M. DEL. — C'est juste. Mais moi, je le prends comme Molière, et vous, mon ami, prenez garde, vous allez le prendre comme Acanthos. « Plus gai que le bouffon, vous dis-je, plus drôle que le burlesque. » Voyons, cette idée d'une morale « laïque » ?

M. DESM. — Je trouve cela bête, car enfin des laïques ne peuvent avoir qu'une morale laïque, comme des chiens ne peuvent avoir qu'une faim canine. Vous avez raison, ce sont des bouffons.

M. DEL. — A la bonne heure. Voilà le ton qui convient.

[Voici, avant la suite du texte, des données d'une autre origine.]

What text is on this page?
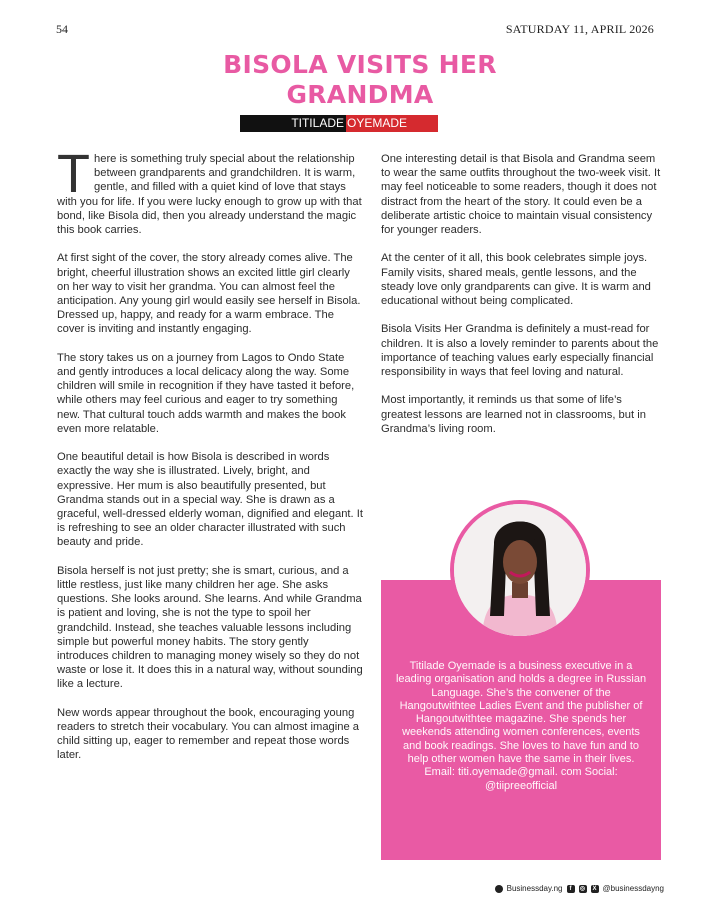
54	SATURDAY 11, APRIL 2026
BISOLA VISITS HER
GRANDMA
TITILADE OYEMADE

There is something truly special about the relationship between grandparents and grandchildren. It is warm, gentle, and filled with a quiet kind of love that stays with you for life. If you were lucky enough to grow up with that bond, like Bisola did, then you already understand the magic this book carries.

At first sight of the cover, the story already comes alive. The bright, cheerful illustration shows an excited little girl clearly on her way to visit her grandma. You can almost feel the anticipation. Any young girl would easily see herself in Bisola. Dressed up, happy, and ready for a warm embrace. The cover is inviting and instantly engaging.

The story takes us on a journey from Lagos to Ondo State and gently introduces a local delicacy along the way. Some children will smile in recognition if they have tasted it before, while others may feel curious and eager to try something new. That cultural touch adds warmth and makes the book even more relatable.

One beautiful detail is how Bisola is described in words exactly the way she is illustrated. Lively, bright, and expressive. Her mum is also beautifully presented, but Grandma stands out in a special way. She is drawn as a graceful, well-dressed elderly woman, dignified and elegant. It is refreshing to see an older character illustrated with such beauty and pride.

Bisola herself is not just pretty; she is smart, curious, and a little restless, just like many children her age. She asks questions. She looks around. She learns. And while Grandma is patient and loving, she is not the type to spoil her grandchild. Instead, she teaches valuable lessons including simple but powerful money habits. The story gently introduces children to managing money wisely so they do not waste or lose it. It does this in a natural way, without sounding like a lecture.

New words appear throughout the book, encouraging young readers to stretch their vocabulary. You can almost imagine a child sitting up, eager to remember and repeat those words later.

One interesting detail is that Bisola and Grandma seem to wear the same outfits throughout the two-week visit. It may feel noticeable to some readers, though it does not distract from the heart of the story. It could even be a deliberate artistic choice to maintain visual consistency for younger readers.

At the center of it all, this book celebrates simple joys. Family visits, shared meals, gentle lessons, and the steady love only grandparents can give. It is warm and educational without being complicated.

Bisola Visits Her Grandma is definitely a must-read for children. It is also a lovely reminder to parents about the importance of teaching values early especially financial responsibility in ways that feel loving and natural.

Most importantly, it reminds us that some of life’s greatest lessons are learned not in classrooms, but in Grandma’s living room.

Titilade Oyemade is a business executive in a leading organisation and holds a degree in Russian Language. She’s the convener of the Hangoutwithtee Ladies Event and the publisher of Hangoutwithtee magazine. She spends her weekends attending women conferences, events and book readings. She loves to have fun and to help other women have the same in their lives. Email: titi.oyemade@gmail. com Social: @tiipreeofficial
Businessday.ng	f	◎	X @businessdayng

M. DESM. — II faut d'abord accorder son instrument ; c'est le début de tout concert. J'y suis. Vous êtes-vous jamais demandé pourquoi, au dix-septième siècle, on ôtait ses gants avant d'entrer dans un salon, et pourquoi, aujourd'hui, on fait le contraire ?

M. DEL. — Oui, quelquefois, mais sans insister.

M. DESM. — Eh bien ! trouvez cela, et vous aurez trouvé un des principes de la morale.

M. DEL. — Oh ! oh !

M. DESM. — Savez-vous pourquoi les hommes se construisent des maisons, portent des vêtements ?

M. DEL. — Tout le monde répondra que c'est par nécessité.

M. DESM. — Voilà donc toute la morale expliquée. Elle contient, une part de nécessité et une part d'usage. La nécessité n'a pas d'origine. Les usages en ont une. Qu'il soit moral chez nous de n'avoir qu'une femme, vous avouerez que c'est un usage, puisque, plus loin, il est moral d'en avoir plusieurs.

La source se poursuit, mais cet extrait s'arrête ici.